日常に寄り添う、普遍的な音楽 (森 豊和)

小学校の広々とした和室で、金佑龍が弾き語る。フィッシュマンズの「ナイトクルージング」のカヴァー。「バンドが解散して震災もあって、そんな時フィッシュマンズを聴いたんです」。金は申し訳なさそうに笑う。しかし歌い出せば圧倒的な存在感を示す。

キツネの嫁入り主催イベント『スキマアワー』。2014年4月13日京都の元・立誠小学校での一コマ。その日は他にTHA BLUE HERB、テニスコーツ、Ropes、dry river stringが出演。共演する面子、会場のシチュエーションも含めて主催者の音楽性を表していた。「音楽が本来持っていた価値を取り戻す」。それがイベントの趣旨。小学校という誰の記憶にもある空間をステージに、キツネの嫁入りはどこにもない音を鳴らす。フォークとグランジの歪な融合に変拍子を多用。ギターとキーボードの奏でるメロディーを、ジャズ、ファンクの素養を感じさせるリズム隊の強靭なグルーヴが支える。核となるヴォーカルは快楽的なメロディーに安易に傾かずメッセージを詰め込む。綺麗にまとまることを拒否し、求道者のように音を紡ぐさまに、私は円空の彫り物をイメージした。最後の曲で唐突に音が途切れる。余韻が印象に残る。無音に圧倒された。神が人間と共に居た時代の感性。千年前にあったとしてもおかしくない、千年後にもあるかもしれない音楽。

胸が洗い流されるような、すがすがしい気持ちになった。普段のライヴ・イベントとは少し違う充実感。京都の中心部にあるため様々な市の行事に利用されている。しだれ桜の咲くグラウンドで子ども達が遊ぶ。学生から子連れまで客層は幅広い。廃校がまるでノアの箱舟のようだった。残すべき音楽を箱舟に積み込む。金が歌ったナイトクルージングは象徴的。受け継がれていく“うた”。CDか配信か生演奏か、どんな形態にせよ聴く者が価値を見出すかどうか。キツネの嫁入りの試みは一つの理想形に思えた。黄昏どきのこの世界を彼らは航海する。

第四回スキマアワーに出演した金佑龍(キムウリョン)
フィッシュマンズ「ナイトクルージング」を演奏した金佑龍(キムウリョン)
photo by tutty

キツネの嫁入りpresents 第四回スキマアワー「学校では教わらなかった音楽」 (高橋 夏澄)

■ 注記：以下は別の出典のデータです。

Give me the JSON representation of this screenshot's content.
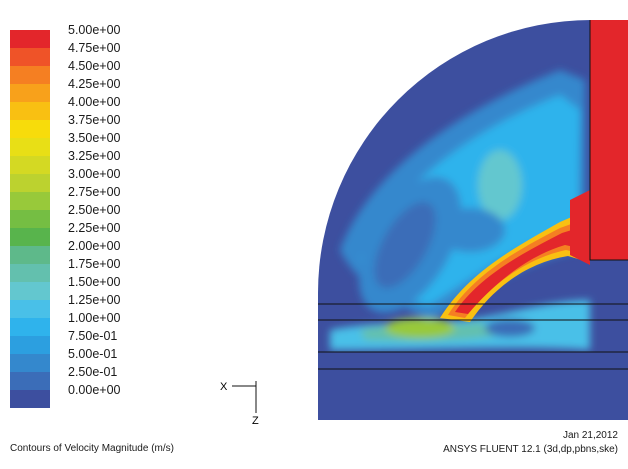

あなたには「音楽に身を置く時間」があるだろうか。「音楽に身を置く時間」とは、スキマアワーで配られたパンフレットに書かれている言葉である。スキマアワーはキツネの嫁入り主催の元・立誠小学校で開催されているイベントだ。この日はdry river string、Ropes、金 佑龍、キツネの嫁入り、テニスコーツ、THA BLUE HERBが出演した。会場である元・立誠小学校職員室では、カレーや中古CD、手作りのアクセサリーなどが販売されており、レコードから心地よい音楽が流れている。まるで文化祭のようだ。

まず、3階の和室でトップバッターを飾ったのは、メンバーがパン屋、饅頭屋、整体師をしているという、dry river stringだ。2年ぶりのライブとのことだったが、新曲も披露し、休日の午後にふさわしいゆったりとしたステージだった。次に講堂で演奏したのは、東京で活動している、ボーカル アチコ、ART-SCHOOLギタリスト 戸高賢史からなる男女2人組ユニットのRopesである。伸びのあるアチコの声で歌われたのは、荒井由美の「卒業写真」。桜咲く季節に講堂で「卒業写真」、なんだか懐かしい気分になった。続いて和室で演奏したのは金 佑龍。今までの2組はどちらかと言えば、「聞かせる音楽」を披露したが、彼の演奏では手拍子が起き、会場全体を巻き込み、音楽を楽しむ空間を作っていた。時間の都合上、キツネの嫁入り、テニスコーツ、THA BLUE HERBは見れなかった。しかし、きっと3組とも素晴らしい演奏をしたに違いない。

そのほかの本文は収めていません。